Triggar warning Movie night

Triggar warning Movie night

Brian Cardoza

Registrant
Each and every day is an amazement to me. I am watching a movie a simple and innocent movie that millions of people enjoy every day. As this movie unfolds and plot is arranged into a neat little pile of decent to good memories. I find out that I am plowing through an entire bag of Lays potato chips (cheddar). I reach the end of the bag and find oily pants and tiny chips. I search through the gambit of emotions and realize I am being triggered. I am feeling emotions that are stemming from somewhere. It has been years since I felt triggered about a movie I have not seen. I mean I get triggered when I watch a movie that I have seen a bunch and know my moments. But rarely have I been triggered by a movie I have not seen by a random character or story line.
The movie is Inside Out. It is a movie about a little girl who moves to San Francisco from Minnesota, but before she moves we discover that the main characters are her emotions her memories. In the movie they are covering the emotions. Joy, Sadness. Fear, Disgust, and Anger. While they cover them they speak about these certain memories caller Core, they comprise of great memories like her first hockey goal. Or being chased around be her family being called goof ball. All these amazing memories that are so fun. Then I realize my core memories are Abuse, Neglect, and almost dying. This movie is pushing me this movie is part of a system that tells me I have ages to go before I am complete. I have to stay diligent and always document these days. I do not know who might one day read my letters and realize what they can accomplish whether that is because they are further along or just behind. I have to remember that there are people every day that only wish to be where I am at now. I am writing these letters to document my progress and set back triggers and all.
 
Brian

I have moments like yours, when I realize the abuse defined and still defines me today. I have part of me still stuck in childhood, the time of the abuse. He is becoming more a part of me but not totally part of me as I had thought for so long. Movies have a way of getting into my soul, my thoughts, and not always anticipated.

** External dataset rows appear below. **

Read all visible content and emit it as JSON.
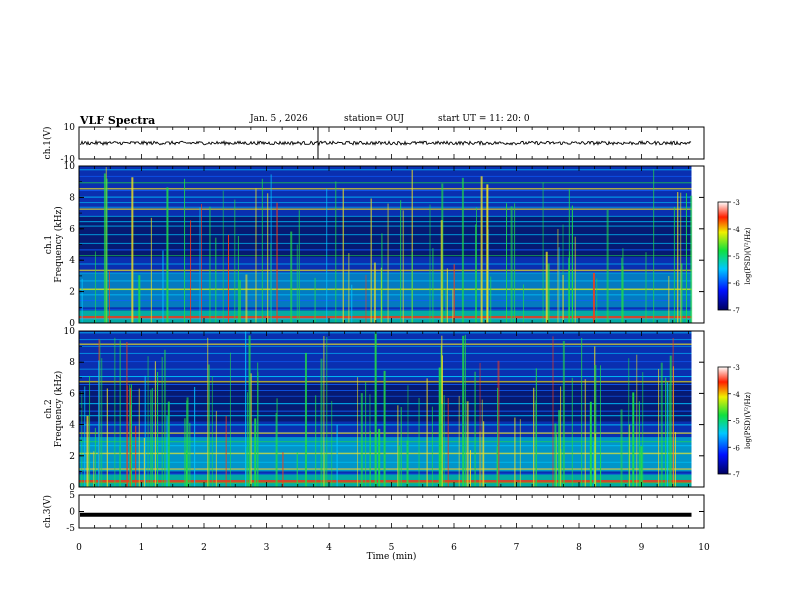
{
  "header": {
    "title": "VLF Spectra",
    "date": "Jan. 5 , 2026",
    "station": "station= OUJ",
    "start": "start UT =  11: 20: 0"
  },
  "colors": {
    "low": "#00006e",
    "mid": "#00bcd4",
    "green": "#22dd22",
    "yellow": "#f0e020",
    "red": "#ff1010"
  },
  "chart_data": [
    {
      "type": "line",
      "panel": "ch1-voltage",
      "ylabel": "ch.1(V)",
      "ylim": [
        -10,
        10
      ],
      "yticks": [
        10,
        -10
      ],
      "xlim": [
        0,
        10
      ],
      "series": [
        {
          "name": "ch.1",
          "level": 0
        }
      ]
    },
    {
      "type": "heatmap",
      "panel": "ch1-spectrogram",
      "ylabel": "ch.1",
      "ylabel2": "Frequency (kHz)",
      "ylim": [
        0,
        10
      ],
      "yticks": [
        0,
        2,
        4,
        6,
        8,
        10
      ],
      "xlim": [
        0,
        10
      ],
      "colorbar": {
        "label": "log(PSD)(V²/Hz)",
        "ticks": [
          -3,
          -4,
          -5,
          -6,
          -7
        ],
        "range": [
          -7,
          -3
        ]
      }
    },
    {
      "type": "heatmap",
      "panel": "ch2-spectrogram",
      "ylabel": "ch.2",
      "ylabel2": "Frequency (kHz)",
      "ylim": [
        0,
        10
      ],
      "yticks": [
        0,
        2,
        4,
        6,
        8,
        10
      ],
      "xlim": [
        0,
        10
      ],
      "colorbar": {
        "label": "log(PSD)(V²/Hz)",
        "ticks": [
          -3,
          -4,
          -5,
          -6,
          -7
        ],
        "range": [
          -7,
          -3
        ]
      }
    },
    {
      "type": "line",
      "panel": "ch3-voltage",
      "ylabel": "ch.3(V)",
      "ylim": [
        -5,
        5
      ],
      "yticks": [
        5,
        0,
        -5
      ],
      "xlim": [
        0,
        10
      ],
      "xlabel": "Time (min)",
      "xticks": [
        0,
        1,
        2,
        3,
        4,
        5,
        6,
        7,
        8,
        9,
        10
      ],
      "series": [
        {
          "name": "ch.3",
          "level": -1
        }
      ]
    }
  ]
}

I think this is all part of our healing. It takes time--much longer than I ever expected. I thought by now I would be like most people--memories in the distant past. But no, the memories and sometimes new details come to me when least expected. Certain situations and people can really trigger the past. I have been told due to the nature and repetitiveness of the triggers they created I am conditioned to respond as I have in the past,except I have better control to remain in the present. My ability to escape through dissociation protected me from the pain being inflicted and the past resurrected. Now staying in the present has put me in a tail spin for so long. Recently the TV was on, and there was a show and it dealt with abuse, before I could turn the channel I heard something that was said by the character and I sank low and cried, he was with me, in the room, I could feel. Strange even though I know he could not be here, it felt as though he was.

Sad it takes a lifetime to heal from abuse that last for a far shorter period.

Kevin
 
I also get triggered by watching movies. Does not matter what type of movie, it seems there is always a trigger or a few of them. Some even cause panic attacks.
It's terrible to be this way every day, all the time.